HK experts use new cocktail to fight H5N1 in mice
HONG KONG (Reuters) - Scientists in Hong Kong have used a cocktail of three drugs which appeared to raise the survival rates of mice infected with lethal doses of the H5N1 avian flu virus.
Writing in the Proceedings of the National Academy of Sciences, the scientists said the drugs suppressed the virus and toned down an over-reaction of the immune system.
Some experts believe H5N1 triggers a "cytokine storm" -- a reaction in the immune system so severe it ends up killing the patient. The H5N1 is associated with a mortality rate of between 60 and 80 percent in people.
Professor Yuen Kwokyung, a leading microbiologist at the University of Hong Kong, said the team used the antiviral drug zanamivir and two non-steroidal anti-inflammatory agents.
Commenting on the latter, Yuen said: "They suppress the cytokine storm without suppressing the good protective response, which steroids do. Steroids suppress everything."

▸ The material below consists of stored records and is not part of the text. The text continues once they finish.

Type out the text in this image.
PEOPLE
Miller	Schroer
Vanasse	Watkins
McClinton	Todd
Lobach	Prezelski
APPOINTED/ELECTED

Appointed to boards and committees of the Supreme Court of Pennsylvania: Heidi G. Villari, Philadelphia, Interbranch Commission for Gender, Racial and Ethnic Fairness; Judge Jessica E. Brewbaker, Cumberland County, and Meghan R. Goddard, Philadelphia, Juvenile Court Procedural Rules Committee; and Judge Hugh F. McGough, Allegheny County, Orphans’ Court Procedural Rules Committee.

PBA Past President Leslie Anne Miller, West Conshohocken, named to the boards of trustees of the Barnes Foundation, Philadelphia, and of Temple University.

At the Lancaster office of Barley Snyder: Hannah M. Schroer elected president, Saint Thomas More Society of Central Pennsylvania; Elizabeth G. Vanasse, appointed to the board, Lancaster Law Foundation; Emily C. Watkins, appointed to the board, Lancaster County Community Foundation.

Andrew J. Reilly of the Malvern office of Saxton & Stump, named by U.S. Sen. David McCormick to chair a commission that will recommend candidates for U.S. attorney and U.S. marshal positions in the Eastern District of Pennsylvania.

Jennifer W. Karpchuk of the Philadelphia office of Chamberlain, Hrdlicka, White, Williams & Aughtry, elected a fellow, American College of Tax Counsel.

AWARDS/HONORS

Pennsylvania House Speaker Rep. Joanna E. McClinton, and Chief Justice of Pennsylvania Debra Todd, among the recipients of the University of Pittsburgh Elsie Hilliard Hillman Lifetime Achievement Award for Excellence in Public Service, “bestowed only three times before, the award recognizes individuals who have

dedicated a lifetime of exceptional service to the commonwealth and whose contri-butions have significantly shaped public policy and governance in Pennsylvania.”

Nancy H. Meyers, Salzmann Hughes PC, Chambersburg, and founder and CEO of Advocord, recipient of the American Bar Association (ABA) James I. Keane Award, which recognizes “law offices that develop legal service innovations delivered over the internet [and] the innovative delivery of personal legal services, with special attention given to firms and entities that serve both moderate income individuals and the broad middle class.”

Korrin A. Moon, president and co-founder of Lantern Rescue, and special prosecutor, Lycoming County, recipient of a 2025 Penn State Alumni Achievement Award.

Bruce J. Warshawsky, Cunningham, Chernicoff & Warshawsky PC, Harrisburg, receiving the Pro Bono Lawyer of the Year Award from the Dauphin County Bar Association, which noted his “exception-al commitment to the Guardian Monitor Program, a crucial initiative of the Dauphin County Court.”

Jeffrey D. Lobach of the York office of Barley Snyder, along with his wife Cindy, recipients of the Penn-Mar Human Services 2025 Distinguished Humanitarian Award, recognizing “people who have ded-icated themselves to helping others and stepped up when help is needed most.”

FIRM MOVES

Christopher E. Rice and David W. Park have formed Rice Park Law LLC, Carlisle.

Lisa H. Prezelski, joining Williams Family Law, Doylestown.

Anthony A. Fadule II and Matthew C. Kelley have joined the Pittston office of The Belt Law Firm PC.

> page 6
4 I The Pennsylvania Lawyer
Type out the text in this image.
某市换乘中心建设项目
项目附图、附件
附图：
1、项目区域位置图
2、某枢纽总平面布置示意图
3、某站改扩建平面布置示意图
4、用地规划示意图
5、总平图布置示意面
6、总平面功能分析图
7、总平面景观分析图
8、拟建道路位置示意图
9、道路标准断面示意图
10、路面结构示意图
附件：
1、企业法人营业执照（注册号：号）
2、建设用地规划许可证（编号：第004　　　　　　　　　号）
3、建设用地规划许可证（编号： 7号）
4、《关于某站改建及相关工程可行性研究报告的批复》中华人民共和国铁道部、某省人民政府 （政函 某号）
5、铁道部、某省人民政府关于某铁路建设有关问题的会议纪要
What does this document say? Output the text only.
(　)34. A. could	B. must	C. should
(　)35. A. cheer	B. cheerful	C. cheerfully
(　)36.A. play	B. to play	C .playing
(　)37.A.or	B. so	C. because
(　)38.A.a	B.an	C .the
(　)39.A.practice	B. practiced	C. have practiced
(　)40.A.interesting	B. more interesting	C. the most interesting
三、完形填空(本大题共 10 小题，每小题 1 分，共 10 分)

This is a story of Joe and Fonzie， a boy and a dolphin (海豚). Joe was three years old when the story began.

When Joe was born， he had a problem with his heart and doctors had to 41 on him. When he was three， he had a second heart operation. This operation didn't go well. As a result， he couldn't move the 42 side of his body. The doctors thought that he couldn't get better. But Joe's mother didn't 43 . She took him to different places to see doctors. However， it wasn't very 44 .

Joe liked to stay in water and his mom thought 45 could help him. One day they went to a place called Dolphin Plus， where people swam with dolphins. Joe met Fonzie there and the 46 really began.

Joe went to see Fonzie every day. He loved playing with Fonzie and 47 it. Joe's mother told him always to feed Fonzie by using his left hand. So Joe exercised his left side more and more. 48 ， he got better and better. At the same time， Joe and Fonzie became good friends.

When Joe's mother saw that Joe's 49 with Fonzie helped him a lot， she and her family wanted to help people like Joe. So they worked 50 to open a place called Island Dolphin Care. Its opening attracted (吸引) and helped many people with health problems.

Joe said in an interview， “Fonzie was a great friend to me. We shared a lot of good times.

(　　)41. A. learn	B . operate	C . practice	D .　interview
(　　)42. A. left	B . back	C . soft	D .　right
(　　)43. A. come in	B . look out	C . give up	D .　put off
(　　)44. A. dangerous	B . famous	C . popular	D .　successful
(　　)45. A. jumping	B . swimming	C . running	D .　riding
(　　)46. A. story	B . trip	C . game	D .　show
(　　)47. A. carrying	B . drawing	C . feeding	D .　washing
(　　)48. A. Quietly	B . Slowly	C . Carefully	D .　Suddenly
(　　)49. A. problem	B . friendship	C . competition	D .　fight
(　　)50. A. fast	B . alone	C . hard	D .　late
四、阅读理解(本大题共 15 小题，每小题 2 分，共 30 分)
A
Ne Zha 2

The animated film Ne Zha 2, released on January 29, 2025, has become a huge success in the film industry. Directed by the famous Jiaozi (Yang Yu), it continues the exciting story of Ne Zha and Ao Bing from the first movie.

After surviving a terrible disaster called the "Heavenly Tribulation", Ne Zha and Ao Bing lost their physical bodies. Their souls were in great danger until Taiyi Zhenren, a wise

"So the patient has the chance of mounting ... an antibody response," he told Reuters.
In the experiment, the scientists infected mice with lethal doses of H5N1 virus and did not start treating them until 48 hours after they were infected.
"In the last 10 years, no regimen has been shown to work after 48 hours," Yuen said.
But with the combination of three drugs, more of the mice survived.
"We find that by giving an antiviral (zanamivir) systemically combined with two non-steroidal anti-inflammatory agents, they can increase the survival of the infected mice from 13.3 percent (zanamivir alone) to 53.3 percent (combined treatment). That's increasing the survival fourfold," Yuen said.
The two non-steroidal anti-inflammatory agents were celecoxib and mesalazine, which is useful for inflammatory bowel disease.
"We should consider doing clinical trials with these three drugs. They may work in humans, you can decrease theh mortality rate to 20 percent, theoretically," Yuen said.